I figured this should be a consequence of Taylor's theorem:
By Taylor's theorem (expand around $x$), we can write
$$f(y) = f(x) + f'(x)(y-x) + 1/2f''(x)(y-x)^2 + r_x(y)(y-x)^2$$
How to proceed? Which function to take for $h$? I think the boundedness of $h$ will follow from the boundedness of $f,f',f"$. Thanks in advance.
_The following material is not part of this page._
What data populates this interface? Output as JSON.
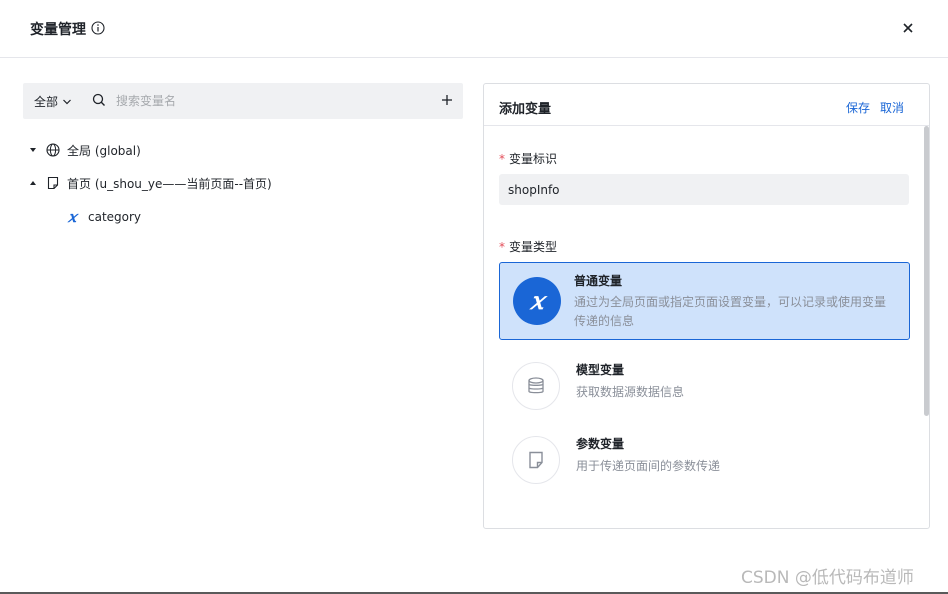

Using integration by parts we see that $$f(y)-f(x)-(y-x)f’(x)=(y-x)^2\int_0^1(1-u)f’’(x+u(y-x))du$$ So, if $$\delta(x,y)=\dfrac{f(y)-f(x)-(y-x)f’(x)-\frac12(y-x)^2f’’(x)}{(y-x)^2}$$ for $x\ne y$ and $\delta(x,x)=0$, then $$\delta(x,y)=\int_0^1(1-u)\big(f’’(x+u(y-x))-f’’(x)\big)\,du$$ Now, we only need to set $$h(x,y)=\int_0^1(1-u)\big|f’’(x+u(y-x))-f’’(x)\big|\,du.$$ Clearly, $h(x,x)=0$ and $$\sup_{(x,y)\in\mathbb{R}^2}h(x,y) \le \sup_{x\in\mathbb{R}}|f’’(x)|$$ Further, the triangle inequality shows that the uniform continuity of $f’’$ implies the uniform continuity of $h$.